Umgeben von all der Dunkelheit, bemerkte das gelbe Bonbon nicht wie es Tag wurde. Erst als ein Ruck durch das Glas ging und einige rote Bonbons erschrocken aufschrien, schreckte das Bonbon hoch. Erneut bewegte sich das Glas, diesmal viel unangenehmer. Die Bonbons wurden durcheinander geschüttelt, fielen übereinander und untereinander, bis es plötzlich hell um das gelbe Bonbon wurde und es sich auf dem Verkaufstresen wiederfand.
Die rotwangige Verkäuferin und zwei fremde Gesichter blickten es mit großen Augen an. Das gelbe Bonbon blickte sich nervös um. Was war passiert? Warum lagen sie alle auf der Theke?
Zwei Finger packten das gelbe Bonbon und hielten es in die Luft.
„Da ist ein gelbes Bonbon, Mama.“
Ein kleines Mädchen blickte das Bonbon lachend an. Fast hätte das Bonbon vor Freude geschrien. Würde es jetzt wirklich gekauft werden?
Die Verkäuferin steckte das Bonbon in eine dunkle Tüte, es schwankte heftig und erneut war das gelbe Bonbon orientierungslos. Würde man es nun essen?
Es dauerte einige Zeit, bis es wieder Licht sah. Das Mädchen stand vor einem Haus und hielt das Bonbon in der Hand. Da sah das Bonbon zum ersten Mal die Straßen voller Zuckerguss.

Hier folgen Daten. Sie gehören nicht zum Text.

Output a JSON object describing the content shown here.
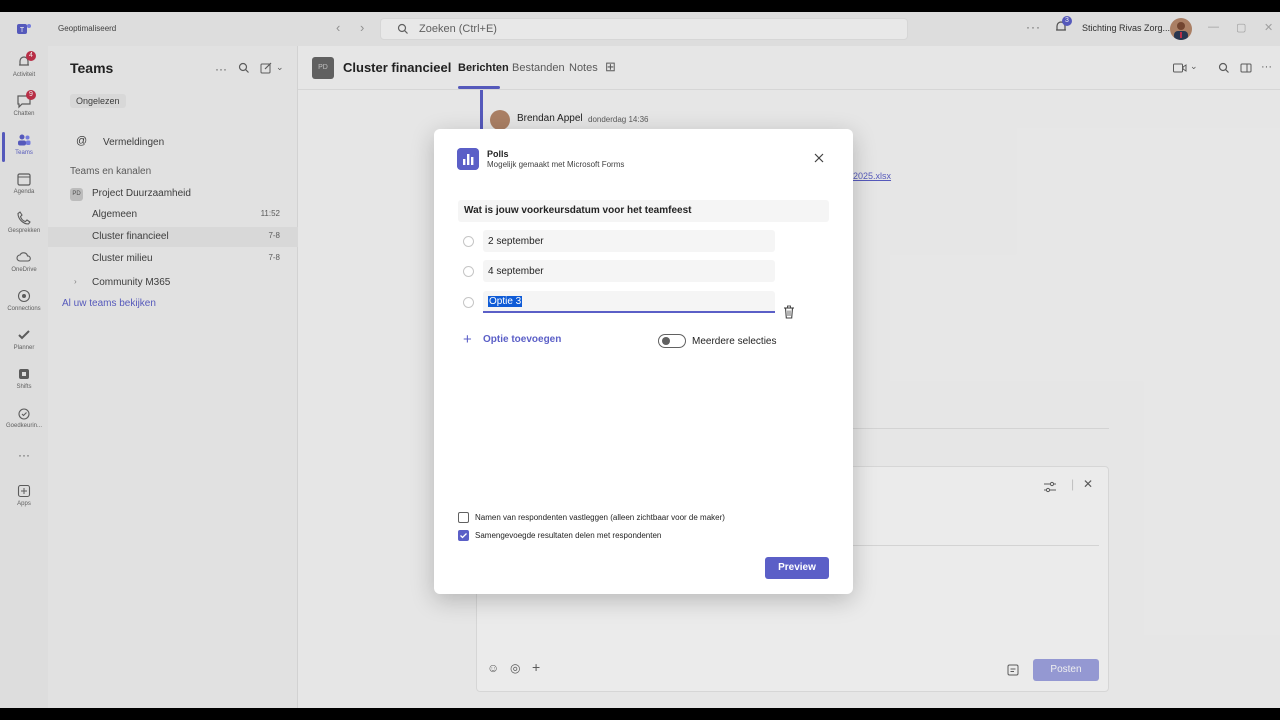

Ehrfürchtig hielt es den Atem an. Alles um es herum war weiß – und wie das funkelte!
Im Haus sah das Bonbon eines der schönen Lebkuchenhäuser. Es stand neben kleinen Figuren, welche sich um ein Baby versammelt hatten. Das Kind hatte genauso gelbe Haare wie die Farbe des Bonbons.
Neugierig versuchte das Bonbon einen genaueren Blick auf die Figuren zu werfen, doch da wurde es plötzlich mit etwas kaltem an der Rückseite bestrichen und auf die Spitze des Lebkuchenhauses geklebt, genau so, dass es die Figuren ansehen konnte.

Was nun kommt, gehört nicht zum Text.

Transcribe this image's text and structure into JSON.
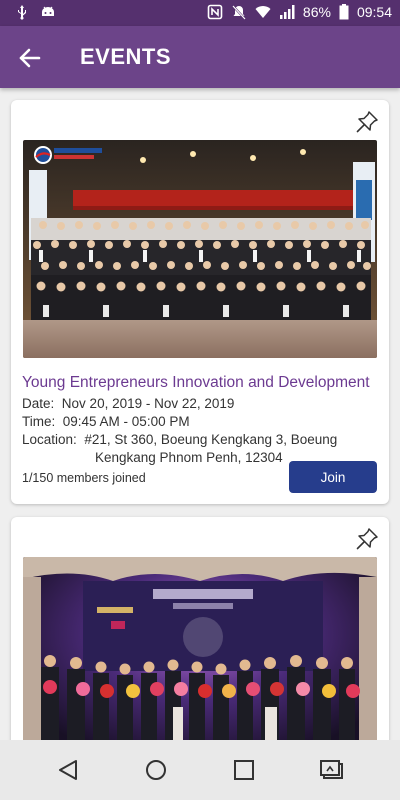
{
  "statusbar": {
    "battery": "86%",
    "time": "09:54",
    "icons": [
      "usb-icon",
      "android-icon",
      "nfc-icon",
      "mute-icon",
      "wifi-icon",
      "signal-icon",
      "battery-icon"
    ]
  },
  "appbar": {
    "title": "EVENTS",
    "back_icon": "arrow-left-icon"
  },
  "events": [
    {
      "title": "Young Entrepreneurs Innovation and Development",
      "date_label": "Date:",
      "date": "Nov 20, 2019 - Nov 22, 2019",
      "time_label": "Time:",
      "time": "09:45 AM - 05:00 PM",
      "location_label": "Location:",
      "location_line1": "#21, St 360, Boeung Kengkang 3, Boeung",
      "location_line2": "Kengkang Phnom Penh, 12304",
      "members": "1/150 members joined",
      "join_label": "Join",
      "photo": {
        "banner_text": "Welcome to attend China-ASEAN Young Entrepreneurs \"One Belt and Road\" (Yunnan) Economic and Trade Activities",
        "logo_text": "សមាគមសហគ្រិនវ័យក្មេងកម្ពុជា"
      }
    },
    {
      "photo": {
        "banner_text": "សន្និសីទសហគ្រិនវ័យក្មេងកម្ពុជា",
        "sponsor_text": "LG"
      }
    }
  ],
  "navbar": {
    "icons": [
      "back-triangle-icon",
      "home-circle-icon",
      "recents-square-icon",
      "cast-screen-icon"
    ]
  },
  "colors": {
    "statusbar": "#55306e",
    "appbar": "#6c4489",
    "title_text": "#6c3a91",
    "join_button": "#263d8c"
  }
}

„Nun haben wir auch einen echten Stern für das Haus!“, verkündete das Mädchen und zeigte auf die Figuren.
„Jetzt kann der Stern dem Jesuskind leuchten.“
Das Bonbon erstarrte. Es sollte ein Stern sein? Das Bonbon hatte noch nie einen echten Stern gesehen, aber die Marzipanfiguren hatten immer erzählt, dass Sterne das schönste seien, was sie nachts sehen konnten. Sie leuchteten am Himmel und strahlten warmes Licht aus.
Das Bonbon blickte zu dem Baby in der Krippe.
„Ja, für dich will ich leuchten“, flüsterte es und strahlte von diesem Tage an wie ein echter Stern auf dem Lebenkuchenhaus.